Either way, to mill this you need over 100cc. You could do it with an 070, 076, 084, 088 (880) or 090.

 

I would only bother with the smaller top sections if they grew pretty much vertically - otherwise there will be a lot of reaction wood in them. That said, if you are making the owners a rustic type picnic bench then these would be ideal for making the legs and seat boards from, as it doesn't matter if they move around a bit and it will save more of the better grade timber for larger boards. The longer, straighter ones (e.g. Section 2 if it's straight) could be used to make 6"x6" or 8"x8" gateposts.

 

As to what to make - it depends on who is selling it and for what.
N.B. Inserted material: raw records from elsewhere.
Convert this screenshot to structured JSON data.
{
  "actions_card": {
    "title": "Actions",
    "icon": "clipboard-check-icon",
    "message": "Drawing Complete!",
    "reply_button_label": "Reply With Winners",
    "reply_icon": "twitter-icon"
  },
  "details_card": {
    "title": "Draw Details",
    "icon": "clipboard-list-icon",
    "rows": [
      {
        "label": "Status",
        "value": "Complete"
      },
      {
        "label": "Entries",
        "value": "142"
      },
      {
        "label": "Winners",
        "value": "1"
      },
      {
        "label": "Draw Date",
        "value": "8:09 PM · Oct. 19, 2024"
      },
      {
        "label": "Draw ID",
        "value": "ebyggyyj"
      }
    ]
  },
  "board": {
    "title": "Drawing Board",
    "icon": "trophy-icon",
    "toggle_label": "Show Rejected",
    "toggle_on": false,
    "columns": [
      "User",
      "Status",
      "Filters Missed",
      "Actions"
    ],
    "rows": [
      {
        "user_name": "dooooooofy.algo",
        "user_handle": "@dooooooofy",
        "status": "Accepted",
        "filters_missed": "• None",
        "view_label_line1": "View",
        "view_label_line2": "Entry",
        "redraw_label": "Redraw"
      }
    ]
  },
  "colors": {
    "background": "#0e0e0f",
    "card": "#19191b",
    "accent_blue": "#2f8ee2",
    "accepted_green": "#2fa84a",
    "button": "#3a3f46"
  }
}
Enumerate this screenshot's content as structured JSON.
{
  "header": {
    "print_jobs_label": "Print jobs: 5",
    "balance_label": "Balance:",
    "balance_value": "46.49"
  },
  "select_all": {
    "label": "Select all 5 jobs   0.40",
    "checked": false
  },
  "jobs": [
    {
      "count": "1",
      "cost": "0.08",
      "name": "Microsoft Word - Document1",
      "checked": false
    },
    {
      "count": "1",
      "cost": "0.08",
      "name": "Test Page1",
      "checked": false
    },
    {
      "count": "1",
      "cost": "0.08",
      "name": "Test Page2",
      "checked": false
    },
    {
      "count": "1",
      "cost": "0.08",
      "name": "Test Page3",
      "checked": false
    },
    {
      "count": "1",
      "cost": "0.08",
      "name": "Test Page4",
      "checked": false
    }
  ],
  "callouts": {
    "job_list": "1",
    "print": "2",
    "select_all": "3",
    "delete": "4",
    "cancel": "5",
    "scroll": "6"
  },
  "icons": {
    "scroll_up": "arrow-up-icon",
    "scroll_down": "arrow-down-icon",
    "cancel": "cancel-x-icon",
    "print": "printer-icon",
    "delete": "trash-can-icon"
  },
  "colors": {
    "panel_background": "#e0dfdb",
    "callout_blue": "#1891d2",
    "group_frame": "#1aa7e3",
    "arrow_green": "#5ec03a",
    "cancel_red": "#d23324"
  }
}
With an Alaskan, I wouldn't bother with less than 2" or you will be making a lot of sawdust. You could mill at 2" which will plane up for tables, 2.5" which, if removed to someone with a bandsaw and rapidly re-sawn to half thickness will make 1" finished size floorboards. You could mill some 3" slabs too. I wouldn't bother with thicker than this unless you are making a beam, and I would only do this if I knew someone who wanted the exact size I was making, otherwise the risk is that you make the wrong section relative to length for building regs.

 

As your first go at milling, I wouldn't try quartering it, just go through and through. Also bear in mind that there is a lot of work here and to make the best use of the tree is an art. Just because you don't need a ticket for milling doesn't mean there isn't a lot to learn and the difference between good and bad is both in yield and quality. A good miller will charge more but this will be more than paid for in extra timber.

 

One option would be to get someone in and work with them to see how it's done. Whereabouts are you?